Despite her efforts not to worry, Anna couldn’t help it. All her life, with her father and her husband, and now with her father again, she had lived among men of hot and unpredictable tempers. Fights and feuds, duels, even sudden and violent death, were things all too commonplace in the streets of Southwark and Bankside. She had learned the hard lessons of dealing with such men.
But Rob Alden—despite his own quick temper, he had always seemed above such things, able to win a brawl with a quick flick of his sword and a careless laugh. He was known and feared in this world. Men said his smile hid a lethal heart, and they avoided him when they could. Anna had seen this time and again, and puzzled over it. Rob walked through life as if enchanted. Unlike her own existence.
Had the enchantment worn away?
She pushed away that cold, clammy fear and led him into the deserted tiring-house behind the stage. Chests full of costumes and properties were stacked along the walls, and a false cannon gleamed in a dark corner. Anna pushed aside a pile of blunted rapiers and made Rob sit down on a scarred old clothes chest.

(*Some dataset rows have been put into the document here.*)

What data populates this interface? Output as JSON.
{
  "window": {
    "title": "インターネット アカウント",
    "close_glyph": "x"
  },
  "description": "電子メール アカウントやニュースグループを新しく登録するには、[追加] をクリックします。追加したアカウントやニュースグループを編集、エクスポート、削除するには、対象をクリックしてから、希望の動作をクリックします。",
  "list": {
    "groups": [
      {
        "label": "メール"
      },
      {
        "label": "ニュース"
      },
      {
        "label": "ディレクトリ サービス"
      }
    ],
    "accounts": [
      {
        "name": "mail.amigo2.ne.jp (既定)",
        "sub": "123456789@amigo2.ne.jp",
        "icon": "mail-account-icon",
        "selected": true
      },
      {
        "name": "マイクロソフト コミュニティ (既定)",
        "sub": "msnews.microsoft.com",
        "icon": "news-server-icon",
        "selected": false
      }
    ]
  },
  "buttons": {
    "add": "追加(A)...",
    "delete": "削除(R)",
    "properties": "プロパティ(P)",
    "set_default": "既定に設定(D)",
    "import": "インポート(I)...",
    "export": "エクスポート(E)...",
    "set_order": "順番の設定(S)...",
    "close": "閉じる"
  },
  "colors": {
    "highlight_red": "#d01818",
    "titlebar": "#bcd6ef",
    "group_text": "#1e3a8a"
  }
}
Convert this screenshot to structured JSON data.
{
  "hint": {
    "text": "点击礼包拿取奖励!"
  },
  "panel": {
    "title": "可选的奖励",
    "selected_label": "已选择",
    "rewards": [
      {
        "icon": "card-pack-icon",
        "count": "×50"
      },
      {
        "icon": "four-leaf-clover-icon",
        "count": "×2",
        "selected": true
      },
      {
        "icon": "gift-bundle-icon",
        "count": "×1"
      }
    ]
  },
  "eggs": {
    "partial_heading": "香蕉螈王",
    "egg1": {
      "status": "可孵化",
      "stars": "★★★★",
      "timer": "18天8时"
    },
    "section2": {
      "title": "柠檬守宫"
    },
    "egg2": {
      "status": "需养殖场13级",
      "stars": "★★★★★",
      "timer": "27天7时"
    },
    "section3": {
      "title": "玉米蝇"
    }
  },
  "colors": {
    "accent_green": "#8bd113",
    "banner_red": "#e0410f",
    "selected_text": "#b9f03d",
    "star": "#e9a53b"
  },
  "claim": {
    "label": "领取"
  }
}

He slowly lowered himself to the makeshift seat, watching her warily. There was no hint of his carefree laughter, his constant sunny flirtation. He looked older, harder, the sharp, sculpted angles of his handsome face cast in shadows. How had she never noticed that coldness before?
It made her even more cautious of him—of the threat his good looks posed to her and her hard-won peace.
‘What happened?’ she said. She turned away from the steady, piercing glow of his eyes and dug out her basket from a cupboard. She always kept bandages and salves nearby for these all-too-frequent moments. There were always injuries in the theatre.
‘You saw for yourself,’ Rob said. His voice was as hard as his expression, with no hint of the light humour he usually used to cloak his true self.